As he stands there and watches me, I feel nothing but hatred. I want him dead. My feet have a mind of their own, because before I can blink, my hands are around his neck. If I’m going down, I’m taking him with me.

“I’m going to kill you! I’m going to kill you!”

My screams are incoherent as I’m pulled off him. I can’t hear what they’re saying over the chaos in my head.

Xavier’s pathetic pleas burn through it all.

“Tell me where she is, Savannah! Tell me where my daughter is!”

“He set me up! He did all this!”

Unlike before, when he steps towards me, it’s with caution. His eyes fill with crocodile tears.

“You tried to steal my baby. Where is she? Please?”

I don’t hear what the doctor says to him. I can only concentrate on breaking free from their tight grip. No matter how much I scream for them to believe me, they’re more concerned about him. When one of them loosens their grip for a second, I take my chance and charge at him.

“You did this!”

My fists barely touch him before I am being forced out of the house. As they lead me to the awaiting car, all I can think about is how stupid I was to think I could beat him. This was all my fault. I brought this upon myself by signing that contract, despite knowing better. I did this to myself, when I felt the camera in the wall and believed him. I did this to myself when I climbed into bed with him. I did this to myself when I accepted his fucking diamonds.

At that thought, my fingers grip the necklace he gave when he promised a future. I yank it until it breaks loose. As if it was a noose around my neck, my throat opens and I gulp in the cold air. And for just a moment, it feels like I am alive. I survived.

But I am dead. Perhaps Xavier didn’t physically kill me, but he killed every other part of me.
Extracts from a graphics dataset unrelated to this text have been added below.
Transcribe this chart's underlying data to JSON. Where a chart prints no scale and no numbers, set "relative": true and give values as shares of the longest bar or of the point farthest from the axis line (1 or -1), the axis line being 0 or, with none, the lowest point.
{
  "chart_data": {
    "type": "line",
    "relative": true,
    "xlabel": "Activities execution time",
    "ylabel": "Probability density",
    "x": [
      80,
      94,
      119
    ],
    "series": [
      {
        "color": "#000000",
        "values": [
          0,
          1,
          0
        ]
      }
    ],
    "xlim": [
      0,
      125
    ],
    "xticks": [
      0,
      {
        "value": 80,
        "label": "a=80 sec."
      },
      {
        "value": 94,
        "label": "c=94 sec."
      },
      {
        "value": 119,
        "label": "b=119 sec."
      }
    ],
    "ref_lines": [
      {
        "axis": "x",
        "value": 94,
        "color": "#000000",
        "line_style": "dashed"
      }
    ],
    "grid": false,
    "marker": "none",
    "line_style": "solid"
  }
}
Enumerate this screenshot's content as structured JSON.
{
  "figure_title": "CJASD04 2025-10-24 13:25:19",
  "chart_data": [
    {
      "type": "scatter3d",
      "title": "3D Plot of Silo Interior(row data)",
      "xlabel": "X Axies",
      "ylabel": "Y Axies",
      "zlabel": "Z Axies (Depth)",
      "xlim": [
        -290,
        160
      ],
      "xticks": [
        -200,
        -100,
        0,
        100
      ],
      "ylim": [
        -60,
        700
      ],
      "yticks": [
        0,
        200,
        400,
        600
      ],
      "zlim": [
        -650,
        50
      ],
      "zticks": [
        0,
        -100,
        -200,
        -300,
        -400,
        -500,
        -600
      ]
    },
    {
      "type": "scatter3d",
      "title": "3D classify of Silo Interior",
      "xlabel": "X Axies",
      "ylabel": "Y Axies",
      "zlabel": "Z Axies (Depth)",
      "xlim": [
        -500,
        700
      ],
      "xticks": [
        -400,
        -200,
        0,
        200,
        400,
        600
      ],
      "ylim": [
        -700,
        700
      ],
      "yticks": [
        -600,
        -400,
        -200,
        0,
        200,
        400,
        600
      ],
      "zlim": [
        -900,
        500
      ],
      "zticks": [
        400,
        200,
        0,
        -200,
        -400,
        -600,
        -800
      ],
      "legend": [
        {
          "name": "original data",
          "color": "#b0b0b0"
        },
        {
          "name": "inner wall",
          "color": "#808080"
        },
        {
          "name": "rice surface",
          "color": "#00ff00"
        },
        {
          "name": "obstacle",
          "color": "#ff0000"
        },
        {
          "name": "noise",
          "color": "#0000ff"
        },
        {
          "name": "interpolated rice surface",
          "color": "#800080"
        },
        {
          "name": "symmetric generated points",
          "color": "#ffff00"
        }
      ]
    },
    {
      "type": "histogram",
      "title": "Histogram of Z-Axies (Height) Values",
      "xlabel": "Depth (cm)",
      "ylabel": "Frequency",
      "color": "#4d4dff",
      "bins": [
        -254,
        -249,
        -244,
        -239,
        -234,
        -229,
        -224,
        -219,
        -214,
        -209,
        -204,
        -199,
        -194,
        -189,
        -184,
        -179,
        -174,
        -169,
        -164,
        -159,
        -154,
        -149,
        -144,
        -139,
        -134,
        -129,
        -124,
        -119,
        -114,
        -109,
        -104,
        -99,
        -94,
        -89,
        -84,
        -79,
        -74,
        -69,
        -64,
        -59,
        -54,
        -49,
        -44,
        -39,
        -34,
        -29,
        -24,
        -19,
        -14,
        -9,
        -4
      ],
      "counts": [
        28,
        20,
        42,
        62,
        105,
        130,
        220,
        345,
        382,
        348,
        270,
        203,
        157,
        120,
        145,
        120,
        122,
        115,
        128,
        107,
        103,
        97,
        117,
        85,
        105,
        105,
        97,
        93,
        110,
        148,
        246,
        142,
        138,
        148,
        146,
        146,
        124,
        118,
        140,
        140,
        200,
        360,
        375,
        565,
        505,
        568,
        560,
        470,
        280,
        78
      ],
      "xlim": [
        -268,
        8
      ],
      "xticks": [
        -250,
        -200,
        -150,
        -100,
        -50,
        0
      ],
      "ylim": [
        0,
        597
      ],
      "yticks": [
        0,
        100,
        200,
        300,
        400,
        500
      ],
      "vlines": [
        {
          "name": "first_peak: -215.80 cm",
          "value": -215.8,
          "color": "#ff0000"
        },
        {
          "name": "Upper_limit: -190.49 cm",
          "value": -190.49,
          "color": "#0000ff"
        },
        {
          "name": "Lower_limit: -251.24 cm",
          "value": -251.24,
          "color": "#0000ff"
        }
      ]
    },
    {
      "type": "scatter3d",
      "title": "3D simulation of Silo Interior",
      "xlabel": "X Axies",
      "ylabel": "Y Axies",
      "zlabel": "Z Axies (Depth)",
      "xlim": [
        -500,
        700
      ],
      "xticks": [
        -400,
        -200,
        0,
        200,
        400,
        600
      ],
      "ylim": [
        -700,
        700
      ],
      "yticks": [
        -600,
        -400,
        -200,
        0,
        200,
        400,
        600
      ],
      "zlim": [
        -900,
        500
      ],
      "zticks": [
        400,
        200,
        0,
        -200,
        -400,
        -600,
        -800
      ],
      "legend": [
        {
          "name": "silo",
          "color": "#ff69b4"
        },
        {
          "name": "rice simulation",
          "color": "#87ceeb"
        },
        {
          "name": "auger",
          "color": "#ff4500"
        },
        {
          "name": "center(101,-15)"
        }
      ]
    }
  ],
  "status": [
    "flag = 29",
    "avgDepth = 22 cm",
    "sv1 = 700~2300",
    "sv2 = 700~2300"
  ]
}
I don’t move when he pulls me close to him. The arms I once found comfort and love in feel like my coffin; confining my corpse with a promise of no escape. His voice is so low, I can barely hear it over the wind.

“Zugzwang.”

I stare out the window for the entire drive. One doctor sits in the back with me and keeps her eyes trained on me. I mindlessly walk wherever they pull me, because it doesn’t matter. I lost. After everything I sacrificed, I still lost.

They hand me a tablet with the promise that it will help me sleep. They watch me take it. Then I am all alone in the cold, empty room.

In the silence, all I can hear is Xavier’s whisper of victory. And just before the drugs kick in, I realise I am truly his prisoner.